Im 3. Quartal 2017 wurden die meisten Unternehmensinsolvenzen in den Landkreisen Barnim und Oberhavel mit zwölf bzw. elf Fällen (Anteil: 11,9 Prozent bzw. 10,9 Prozent) und voraussichtlichen Forderungen von 1,4 Mill. EUR bzw. 3,4 Mill. EUR registriert. Die wenigsten Insolvenzverfahren gegen Unternehmen wurden in der Stadt Brandenburg an der Havel mit zwei Fällen gezählt.

Rückgang der Unternehmensinsolvenzen in Berlin

Gegen 337 Unternehmen wurden im 3. Quartal 2017 in Berlin Insolvenzverfahren beantragt. Das waren 9,2 Prozent weniger als im Vorjahreszeitraum. Nach Mitteilung des Amtes für Statistik Berlin-Brandenburg sanken die voraussichtlichen Forderungen um 27,1 Prozent auf 115,5 Mill. EUR.

216 Insolvenzverfahren gelangten zur Eröffnung, aber in 121 Fällen reichte das Vermögen der verschuldeten Unternehmen nicht zur Deckung der Verfahrenskosten, so dass es zur Abweisung mangels Masse kam.

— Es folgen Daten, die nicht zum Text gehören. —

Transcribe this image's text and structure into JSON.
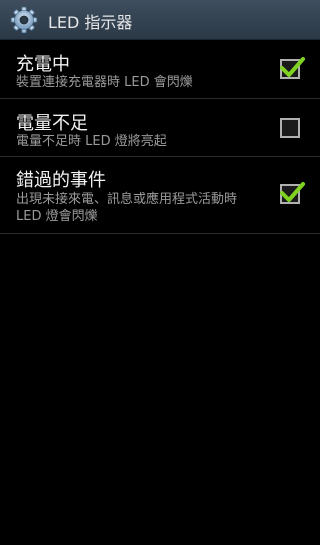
{
  "header": {
    "title": "LED 指示器",
    "icon": "gear-icon"
  },
  "settings": [
    {
      "title": "充電中",
      "summary": "裝置連接充電器時 LED 會閃爍",
      "checked": true
    },
    {
      "title": "電量不足",
      "summary": "電量不足時 LED 燈將亮起",
      "checked": false
    },
    {
      "title": "錯過的事件",
      "summary": "出現未接來電、訊息或應用程式活動時 LED 燈會閃爍",
      "checked": true
    }
  ],
  "colors": {
    "header_bg": "#354554",
    "check_color": "#7fd21f",
    "divider": "#2c2c2c"
  }
}
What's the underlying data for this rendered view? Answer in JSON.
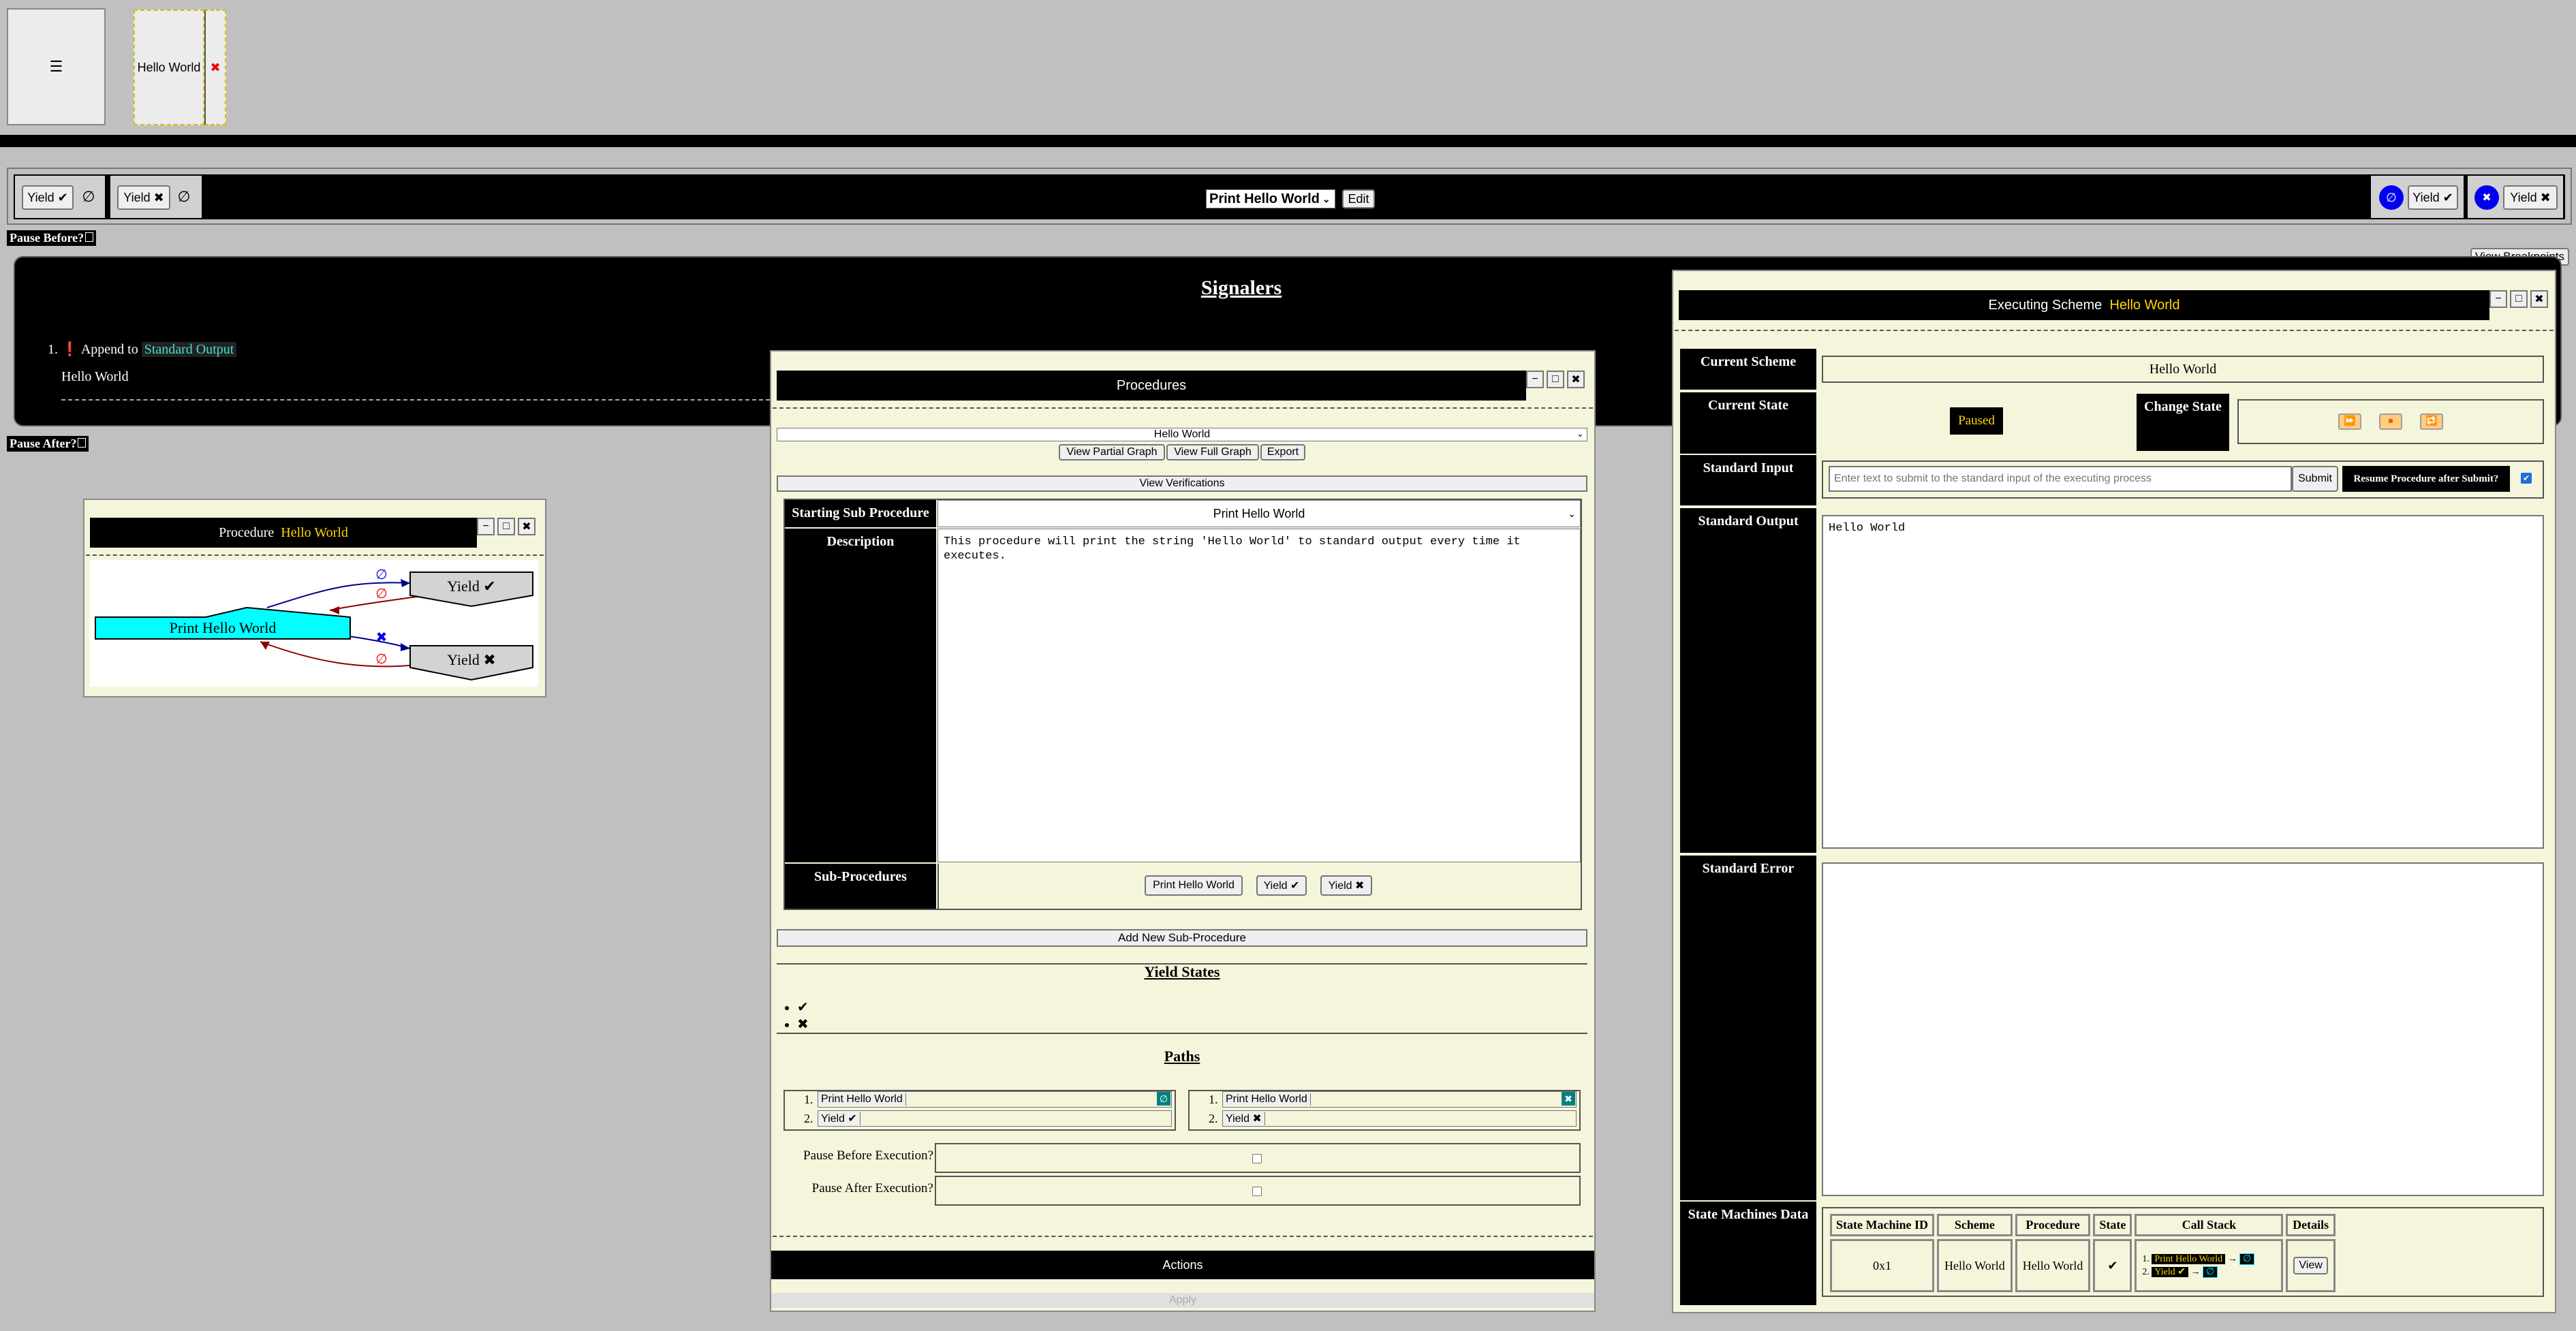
{
  "top": {
    "menu_icon": "☰",
    "tab_label": "Hello World",
    "tab_close": "✖"
  },
  "toolbar": {
    "left_items": [
      {
        "label": "Yield ✔",
        "icon": "∅"
      },
      {
        "label": "Yield ✖",
        "icon": "∅"
      }
    ],
    "procedure_select": "Print Hello World",
    "edit_label": "Edit",
    "right_items": [
      {
        "label": "Yield ✔",
        "icon": "∅"
      },
      {
        "label": "Yield ✖",
        "icon": "✖"
      }
    ]
  },
  "pause_before": "Pause Before?",
  "pause_after": "Pause After?",
  "view_breakpoints": "View Breakpoints",
  "signalers": {
    "title": "Signalers",
    "item_number": "1.",
    "item_marker": "❗",
    "item_prefix": "Append to",
    "item_target": "Standard Output",
    "item_text": "Hello World"
  },
  "procedure_window": {
    "title_prefix": "Procedure",
    "title_name": "Hello World",
    "graph": {
      "main_node": "Print Hello World",
      "yield_ok": "Yield ✔",
      "yield_err": "Yield ✖",
      "edge_null": "∅",
      "edge_err": "✖"
    }
  },
  "procedures_window": {
    "title": "Procedures",
    "scheme_select": "Hello World",
    "view_partial": "View Partial Graph",
    "view_full": "View Full Graph",
    "export": "Export",
    "view_verifications": "View Verifications",
    "starting_label": "Starting Sub Procedure",
    "starting_value": "Print Hello World",
    "description_label": "Description",
    "description_text": "This procedure will print the string 'Hello World' to standard output every time it executes.",
    "subprocedures_label": "Sub-Procedures",
    "subprocedures": [
      "Print Hello World",
      "Yield ✔",
      "Yield ✖"
    ],
    "add_subprocedure": "Add New Sub-Procedure",
    "yield_states_title": "Yield States",
    "yield_states": [
      "✔",
      "✖"
    ],
    "paths_title": "Paths",
    "path_left": {
      "row1": "Print Hello World",
      "row1_icon": "∅",
      "row2": "Yield ✔",
      "n1": "1.",
      "n2": "2."
    },
    "path_right": {
      "row1": "Print Hello World",
      "row1_icon": "✖",
      "row2": "Yield ✖",
      "n1": "1.",
      "n2": "2."
    },
    "pause_before_exec": "Pause Before Execution?",
    "pause_after_exec": "Pause After Execution?",
    "actions": "Actions",
    "apply": "Apply"
  },
  "executing_window": {
    "title_prefix": "Executing Scheme",
    "title_name": "Hello World",
    "current_scheme_label": "Current Scheme",
    "current_scheme_value": "Hello World",
    "current_state_label": "Current State",
    "state_value": "Paused",
    "change_state_label": "Change State",
    "standard_input_label": "Standard Input",
    "input_placeholder": "Enter text to submit to the standard input of the executing process",
    "submit": "Submit",
    "resume_label": "Resume Procedure after Submit?",
    "standard_output_label": "Standard Output",
    "standard_output_text": "Hello World",
    "standard_error_label": "Standard Error",
    "standard_error_text": "",
    "smd_label": "State Machines Data",
    "smd_headers": [
      "State Machine ID",
      "Scheme",
      "Procedure",
      "State",
      "Call Stack",
      "Details"
    ],
    "smd_row": {
      "id": "0x1",
      "scheme": "Hello World",
      "procedure": "Hello World",
      "state": "✔",
      "stack1_num": "1.",
      "stack1": "Print Hello World",
      "stack2_num": "2.",
      "stack2": "Yield ✔",
      "stack_arrow": "→",
      "stack_icon": "∅",
      "view": "View"
    }
  },
  "window_buttons": {
    "min": "−",
    "max": "□",
    "close": "✖"
  }
}
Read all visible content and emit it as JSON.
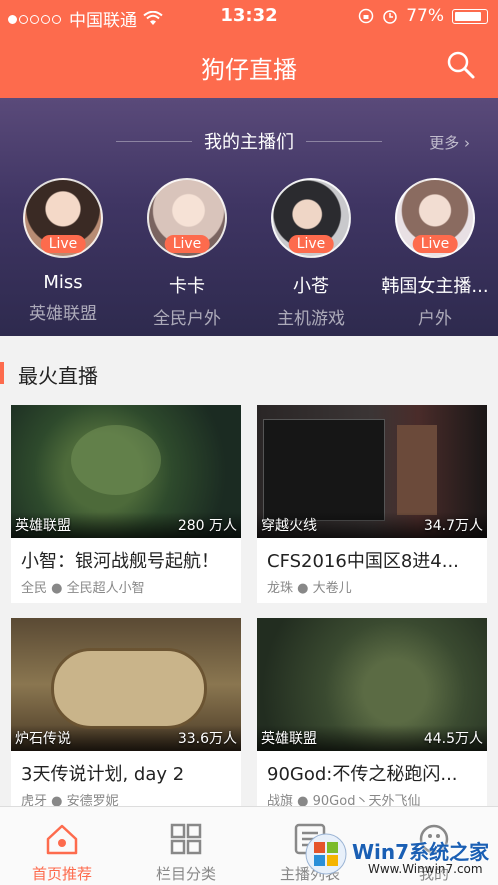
{
  "status_bar": {
    "carrier": "中国联通",
    "time": "13:32",
    "battery": "77%"
  },
  "header": {
    "title": "狗仔直播"
  },
  "my_anchors": {
    "title": "我的主播们",
    "more": "更多",
    "live_label": "Live",
    "items": [
      {
        "name": "Miss",
        "category": "英雄联盟"
      },
      {
        "name": "卡卡",
        "category": "全民户外"
      },
      {
        "name": "小苍",
        "category": "主机游戏"
      },
      {
        "name": "韩国女主播...",
        "category": "户外"
      }
    ]
  },
  "hot": {
    "title": "最火直播",
    "cards": [
      {
        "tag": "英雄联盟",
        "views": "280 万人",
        "title": "小智：银河战舰号起航！",
        "platform": "全民",
        "streamer": "全民超人小智"
      },
      {
        "tag": "穿越火线",
        "views": "34.7万人",
        "title": "CFS2016中国区8进4...",
        "platform": "龙珠",
        "streamer": "大卷儿"
      },
      {
        "tag": "炉石传说",
        "views": "33.6万人",
        "title": "3天传说计划, day 2",
        "platform": "虎牙",
        "streamer": "安德罗妮"
      },
      {
        "tag": "英雄联盟",
        "views": "44.5万人",
        "title": "90God:不传之秘跑闪...",
        "platform": "战旗",
        "streamer": "90God丶天外飞仙"
      }
    ]
  },
  "tabbar": {
    "items": [
      {
        "label": "首页推荐"
      },
      {
        "label": "栏目分类"
      },
      {
        "label": "主播列表"
      },
      {
        "label": "我的"
      }
    ]
  },
  "watermark": {
    "brand": "Win7系统之家",
    "url": "Www.Winwin7.com"
  },
  "colors": {
    "accent": "#fd6b4d",
    "anchor_bg": "#3f3563"
  }
}
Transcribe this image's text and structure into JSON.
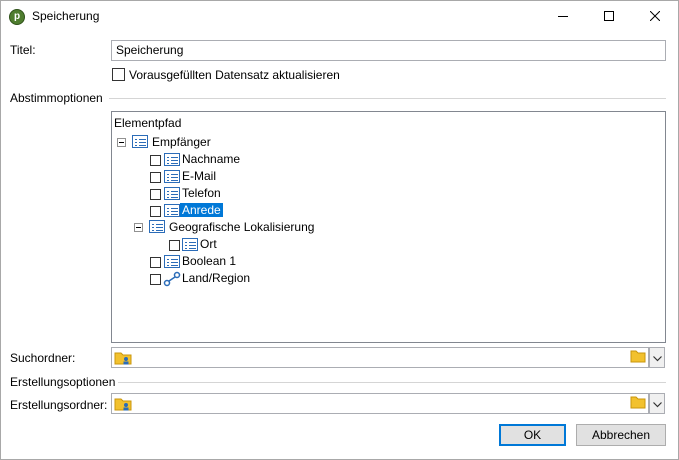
{
  "window": {
    "title": "Speicherung",
    "app_icon_glyph": "p",
    "minimize_icon": "minimize-icon",
    "maximize_icon": "maximize-icon",
    "close_icon": "close-icon"
  },
  "form": {
    "title_label": "Titel:",
    "title_value": "Speicherung",
    "update_checkbox_label": "Vorausgefüllten Datensatz aktualisieren",
    "update_checkbox_checked": false,
    "section_match": "Abstimmoptionen",
    "search_folder_label": "Suchordner:",
    "section_create": "Erstellungsoptionen",
    "create_folder_label": "Erstellungsordner:"
  },
  "tree": {
    "header": "Elementpfad",
    "root": {
      "label": "Empfänger",
      "children": [
        {
          "label": "Nachname"
        },
        {
          "label": "E-Mail"
        },
        {
          "label": "Telefon"
        },
        {
          "label": "Anrede",
          "selected": true
        },
        {
          "label": "Geografische Lokalisierung",
          "children": [
            {
              "label": "Ort"
            }
          ]
        },
        {
          "label": "Boolean 1"
        },
        {
          "label": "Land/Region"
        }
      ]
    }
  },
  "buttons": {
    "ok": "OK",
    "cancel": "Abbrechen"
  },
  "colors": {
    "selection": "#0078d7",
    "icon_blue": "#2b6cb8",
    "folder_yellow": "#f2c12e"
  }
}
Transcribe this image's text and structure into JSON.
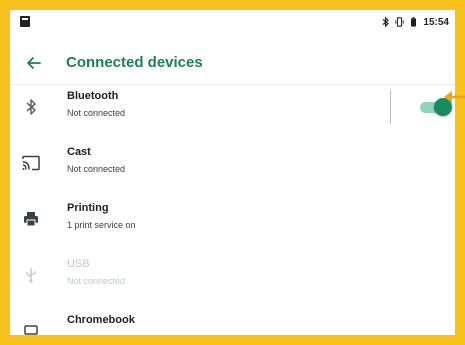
{
  "status_bar": {
    "time": "15:54",
    "icons": [
      "notification-icon",
      "bluetooth-icon",
      "vibrate-icon",
      "battery-icon"
    ]
  },
  "app_bar": {
    "title": "Connected devices",
    "back_icon": "arrow-back-icon"
  },
  "devices": [
    {
      "icon": "bluetooth-icon",
      "title": "Bluetooth",
      "subtitle": "Not connected",
      "has_toggle": true,
      "toggle_on": true,
      "enabled": true
    },
    {
      "icon": "cast-icon",
      "title": "Cast",
      "subtitle": "Not connected",
      "enabled": true
    },
    {
      "icon": "print-icon",
      "title": "Printing",
      "subtitle": "1 print service on",
      "enabled": true
    },
    {
      "icon": "usb-icon",
      "title": "USB",
      "subtitle": "Not connected",
      "enabled": false
    },
    {
      "icon": "laptop-icon",
      "title": "Chromebook",
      "subtitle": "",
      "enabled": true
    }
  ],
  "colors": {
    "accent": "#1A7F5A",
    "toggle_thumb": "#1A8A62",
    "toggle_track": "#8FD4BD",
    "frame": "#F8C21A",
    "annotation_arrow": "#F2A01B"
  }
}
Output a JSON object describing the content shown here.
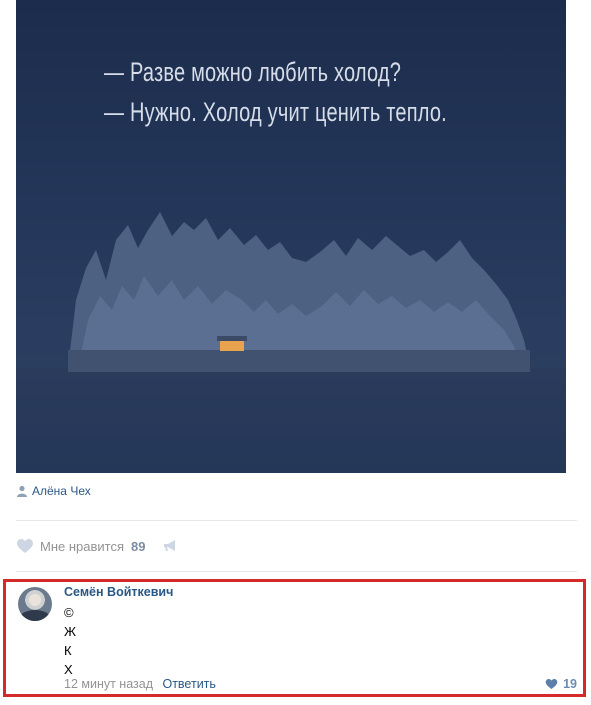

Unternehmensinsolvenzen in Berlin

Im Amtsgericht Charlottenburg wurden im 3. Quartal für den Wirtschaftszweig "Handel; Instandhaltung und Reparatur von Kfz" 67 Verfahren mit ausstehenden Forderungen in Höhe von 19,9 Mill. EUR (Anteil: 19,9 Prozent bzw. 17,3 Prozent) entgegengenommen. 54 Verfahren (Anteil: 16,0 Prozent) mit voraussichtlichen Forderungen in Höhe von 8,5 Mill. EUR (Anteil: 7,4 Prozent) wurden im Baugewerbe gezählt. Von allen insolventen Unternehmen konnten sich 209 Firmen keine acht Jahre am Markt halten. Bei 93 Unternehmen war deren Gründung nicht länger als drei Jahre her.

Die meisten Unternehmensinsolvenzen wurden in den Bezirken Mitte und Charlottenburg-Wilmersdorf mit 63 bzw. 50 Anträgen (Anteil: 18,7 Prozent bzw. 14,8 Prozent) und voraussichtlichen Forderungen von 20,7 Mill. EUR bzw. 19,3 Mill. EUR registriert. Die wenigsten Insolvenzverfahren gegen Unternehmen wurden im Bezirk Marzahn-Hellersdorf mit zwölf Fällen und offenen Rechnungen von 2,4 Mill. EUR gezählt.